Media fragments could likewise be special. The Hypothesis server, which normally discards media fragments, could record them so that annotations made on a media fragment URL would target the fragment. And I think that’s worth doing. Meanwhile, note that you can annotate the editor links provided by the tools at http://jonudell.net/av/:

This works because the editor links don’t use fragments, only URL parameters, and because Hypothesis regards each uniquely-parameterized URL as a distinct annotation target. Note also that you needn’t use the tools as hosted on my site. They’re just a small set of files that can be hosted anywhere.

Eventually I hope we’ll get open web annotation of audio and video that’s fully native, meaning not only that the standard players support selection, but also that they directly enable creation and viewing of annotations. Until then, though, this flavor of audio/video annotation — let’s call it annotating on media — will require separate tooling both for selecting quotes, and for creating and viewing annotations directly on those quotes.

We’ve already seen the other flavor: annotating with media. To do that with Hypothesis, construct a media fragment URL and cite it in a Hypothesis annotation. What should the annotation point to? That’s up to you. I attached the David Grinspoon pull quote to one of my own blog posts. When I watched a PBS interview with Virginia Eubanks, I captured one memorable segment and attached it to the page on her blog that features the book discussed in the interview.

(If I were Virginia Eubanks I might want to capture the pull quote myself, and display it on my book page for visitors who aren’t seeing it through the Hypothesis lens.)

Open web annotation of audio and video should encompass both of these flavors. You should be able to select a clip within a standard player, and annotate it in situ. And you should be able to use that clip in an annotation.

Until players enable selection, the first flavor — annotating on a segment — will require a separate tool. I’ve provided one implementation, there can be (perhaps already are?) others. However it’s captured, the selection will be represented as a media fragment link. Hypothesis doesn’t yet, but pretty easily could, support annotation of such links in a way that targets media fragments.

The second flavor — annotation with a segment — again requires a way to construct a media fragment link.

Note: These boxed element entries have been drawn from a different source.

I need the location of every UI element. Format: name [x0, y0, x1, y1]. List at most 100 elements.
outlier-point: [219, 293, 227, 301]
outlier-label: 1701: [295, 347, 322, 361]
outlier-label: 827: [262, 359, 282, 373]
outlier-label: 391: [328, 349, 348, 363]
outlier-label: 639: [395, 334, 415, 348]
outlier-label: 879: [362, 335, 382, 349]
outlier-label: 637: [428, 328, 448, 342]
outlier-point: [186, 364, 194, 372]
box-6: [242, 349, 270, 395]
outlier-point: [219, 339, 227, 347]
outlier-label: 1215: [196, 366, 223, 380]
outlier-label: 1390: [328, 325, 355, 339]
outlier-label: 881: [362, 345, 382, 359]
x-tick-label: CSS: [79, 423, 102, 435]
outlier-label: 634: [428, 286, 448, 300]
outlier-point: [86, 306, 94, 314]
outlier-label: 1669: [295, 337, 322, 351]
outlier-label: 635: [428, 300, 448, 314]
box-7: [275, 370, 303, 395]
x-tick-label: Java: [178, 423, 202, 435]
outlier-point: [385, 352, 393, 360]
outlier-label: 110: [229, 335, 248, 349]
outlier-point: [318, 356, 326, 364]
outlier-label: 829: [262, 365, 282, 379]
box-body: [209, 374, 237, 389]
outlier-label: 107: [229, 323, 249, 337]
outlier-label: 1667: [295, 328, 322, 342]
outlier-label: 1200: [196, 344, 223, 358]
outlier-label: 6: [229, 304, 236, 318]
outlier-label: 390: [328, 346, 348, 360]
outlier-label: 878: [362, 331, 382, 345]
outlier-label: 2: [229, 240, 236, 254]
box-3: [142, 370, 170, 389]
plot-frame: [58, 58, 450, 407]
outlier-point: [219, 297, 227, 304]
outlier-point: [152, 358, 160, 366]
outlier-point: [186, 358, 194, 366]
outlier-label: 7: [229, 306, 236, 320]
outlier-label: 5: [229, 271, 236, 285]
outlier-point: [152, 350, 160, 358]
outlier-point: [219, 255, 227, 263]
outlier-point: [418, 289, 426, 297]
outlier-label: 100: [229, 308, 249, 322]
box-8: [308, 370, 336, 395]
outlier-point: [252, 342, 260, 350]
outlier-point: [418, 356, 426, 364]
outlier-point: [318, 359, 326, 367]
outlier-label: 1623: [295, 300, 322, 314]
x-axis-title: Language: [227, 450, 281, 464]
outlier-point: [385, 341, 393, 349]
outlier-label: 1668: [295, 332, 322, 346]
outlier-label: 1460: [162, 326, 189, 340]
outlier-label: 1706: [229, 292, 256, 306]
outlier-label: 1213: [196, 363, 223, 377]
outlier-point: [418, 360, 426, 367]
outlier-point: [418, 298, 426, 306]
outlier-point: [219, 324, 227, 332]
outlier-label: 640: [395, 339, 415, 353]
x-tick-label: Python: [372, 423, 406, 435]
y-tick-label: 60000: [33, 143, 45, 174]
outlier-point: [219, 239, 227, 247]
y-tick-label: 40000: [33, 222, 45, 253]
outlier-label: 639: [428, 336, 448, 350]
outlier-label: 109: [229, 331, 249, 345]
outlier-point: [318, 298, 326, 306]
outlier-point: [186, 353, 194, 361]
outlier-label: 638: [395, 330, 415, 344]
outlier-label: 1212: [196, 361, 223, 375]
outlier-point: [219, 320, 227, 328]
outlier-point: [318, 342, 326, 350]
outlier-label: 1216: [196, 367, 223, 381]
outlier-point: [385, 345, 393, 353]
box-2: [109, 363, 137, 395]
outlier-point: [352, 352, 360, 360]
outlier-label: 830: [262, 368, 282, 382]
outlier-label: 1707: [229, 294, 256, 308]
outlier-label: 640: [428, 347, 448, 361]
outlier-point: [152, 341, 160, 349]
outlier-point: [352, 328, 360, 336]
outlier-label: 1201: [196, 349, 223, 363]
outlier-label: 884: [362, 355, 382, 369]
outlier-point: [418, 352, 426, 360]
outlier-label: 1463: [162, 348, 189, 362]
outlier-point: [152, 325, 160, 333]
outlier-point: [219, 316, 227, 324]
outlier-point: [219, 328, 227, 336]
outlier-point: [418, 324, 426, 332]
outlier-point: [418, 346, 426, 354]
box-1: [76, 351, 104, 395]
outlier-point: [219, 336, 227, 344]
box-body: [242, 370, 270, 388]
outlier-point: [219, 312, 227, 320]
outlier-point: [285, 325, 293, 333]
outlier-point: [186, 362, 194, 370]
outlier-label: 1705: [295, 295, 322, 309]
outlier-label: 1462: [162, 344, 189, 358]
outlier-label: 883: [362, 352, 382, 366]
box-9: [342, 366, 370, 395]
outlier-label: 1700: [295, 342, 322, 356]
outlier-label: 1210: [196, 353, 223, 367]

With that in hand, you can just paste the link into the Hypothesis annotation editor. Links ending with .mp3#t=10,20 and links like youtube.com/watch?v=Avxm7JYjk8M&start=10&end=20 will become embedded players that start and end at the indicated times. Links like .mp4#t=10,20 and youtube.com/embed/Avxm7JYjk8M?start=10&end=20 don’t yet become embedded players but can.

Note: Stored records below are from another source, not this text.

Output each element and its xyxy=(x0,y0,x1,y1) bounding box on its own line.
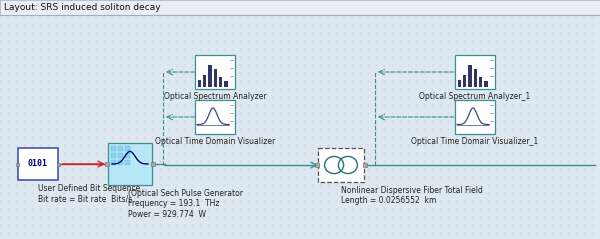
Bar xyxy=(214,69,217,87)
Text: 0101: 0101 xyxy=(28,159,48,168)
Bar xyxy=(151,162,155,166)
Bar xyxy=(125,146,130,151)
Bar xyxy=(457,57,489,87)
Text: User Defined Bit Sequence
Bit rate = Bit rate  Bits/s: User Defined Bit Sequence Bit rate = Bit… xyxy=(38,184,140,203)
Text: Optical Time Domair Visualizer_1: Optical Time Domair Visualizer_1 xyxy=(412,137,539,146)
Bar xyxy=(111,153,116,158)
Text: Optical Time Domain Visualizer: Optical Time Domain Visualizer xyxy=(155,137,275,146)
Bar xyxy=(363,163,367,167)
Bar xyxy=(458,80,461,87)
Bar xyxy=(0,0,600,15)
Text: (Optical Sech Pulse Generator
Frequency = 193.1  THz
Power = 929.774  W: (Optical Sech Pulse Generator Frequency … xyxy=(128,189,243,219)
Bar xyxy=(195,55,235,89)
Bar xyxy=(315,163,319,167)
Text: Layout: SRS induced soliton decay: Layout: SRS induced soliton decay xyxy=(4,3,161,12)
Bar xyxy=(111,146,116,151)
Bar xyxy=(197,57,229,87)
Bar xyxy=(455,55,495,89)
Bar xyxy=(16,163,19,165)
Bar xyxy=(318,148,364,182)
Text: Nonlinear Dispersive Fiber Total Field
Length = 0.0256552  km: Nonlinear Dispersive Fiber Total Field L… xyxy=(341,186,483,205)
Bar xyxy=(125,160,130,165)
Bar xyxy=(118,146,123,151)
Bar xyxy=(125,153,130,158)
Bar xyxy=(111,160,116,165)
Bar xyxy=(208,65,212,87)
Bar xyxy=(105,162,109,166)
Bar xyxy=(468,65,472,87)
Bar xyxy=(219,77,222,87)
Bar xyxy=(463,75,466,87)
Bar xyxy=(479,77,482,87)
Text: Optical Spectrum Analyzer_1: Optical Spectrum Analyzer_1 xyxy=(419,92,530,101)
Bar xyxy=(118,153,123,158)
Bar xyxy=(195,100,235,134)
Bar xyxy=(484,81,487,87)
Bar xyxy=(455,100,495,134)
Bar xyxy=(224,81,227,87)
Bar xyxy=(18,148,58,180)
Bar xyxy=(197,80,201,87)
Bar xyxy=(57,163,60,165)
Bar xyxy=(108,143,152,185)
Bar xyxy=(473,69,477,87)
Text: Optical Spectrum Analyzer: Optical Spectrum Analyzer xyxy=(164,92,266,101)
Bar xyxy=(118,160,123,165)
Bar xyxy=(203,75,206,87)
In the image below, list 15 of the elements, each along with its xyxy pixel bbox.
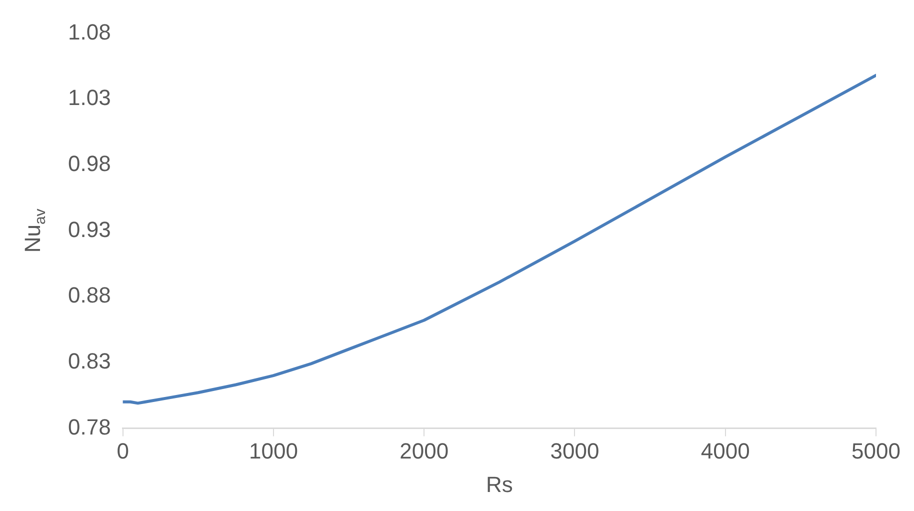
x-tick-label: 1000 (248, 438, 298, 464)
y-tick-label: 1.08 (68, 19, 111, 44)
x-tick-label: 4000 (700, 438, 750, 464)
x-tick-label: 3000 (550, 438, 600, 464)
y-tick-label: 0.98 (68, 150, 111, 176)
y-tick-label: 0.78 (68, 414, 111, 440)
y-tick-label: 0.83 (68, 348, 111, 374)
y-tick-label: 0.93 (68, 216, 111, 242)
y-axis-title: Nuav (20, 208, 50, 253)
x-axis-title: Rs (486, 472, 513, 497)
y-tick-label: 1.03 (68, 85, 111, 110)
x-tick-label: 0 (116, 438, 129, 464)
y-tick-label: 0.88 (68, 282, 111, 308)
x-tick-label: 2000 (400, 438, 449, 464)
x-tick-label: 5000 (852, 438, 900, 464)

The ideal implementation of open web annotation for audio and video will have to wait for a next generation of standard media players. But you can use Hypothesis today to annotate on as well as with media.

2 thoughts on “Open web annotation of audio and video

  1. I suspect that media fragments experimenters like Aaron Parecki, Marty McGuire, Kevin Marks, and Tantek Çelik will appreciate what you’re doing and will want to play as well as possibly extend it. I’ve already added some of the outline to the IndieWeb wiki page for media fragments (and a link to fragmentions) which has some of their prior work.

    I too look forward to a day where web browsers have some of this standardized and built in as core functionality.

  2. In the service of #DeliberativePolitics (What I in the 1970s called #ParticipatoryDeliberation.) I have managed very little better than this: http://protension.com/jplayer/sandel1-challenge.html

    Having worked as broadcast tech I’ve used various methods for //selecting// clips. But displaying them effectively … still have not found an efficient tool for that.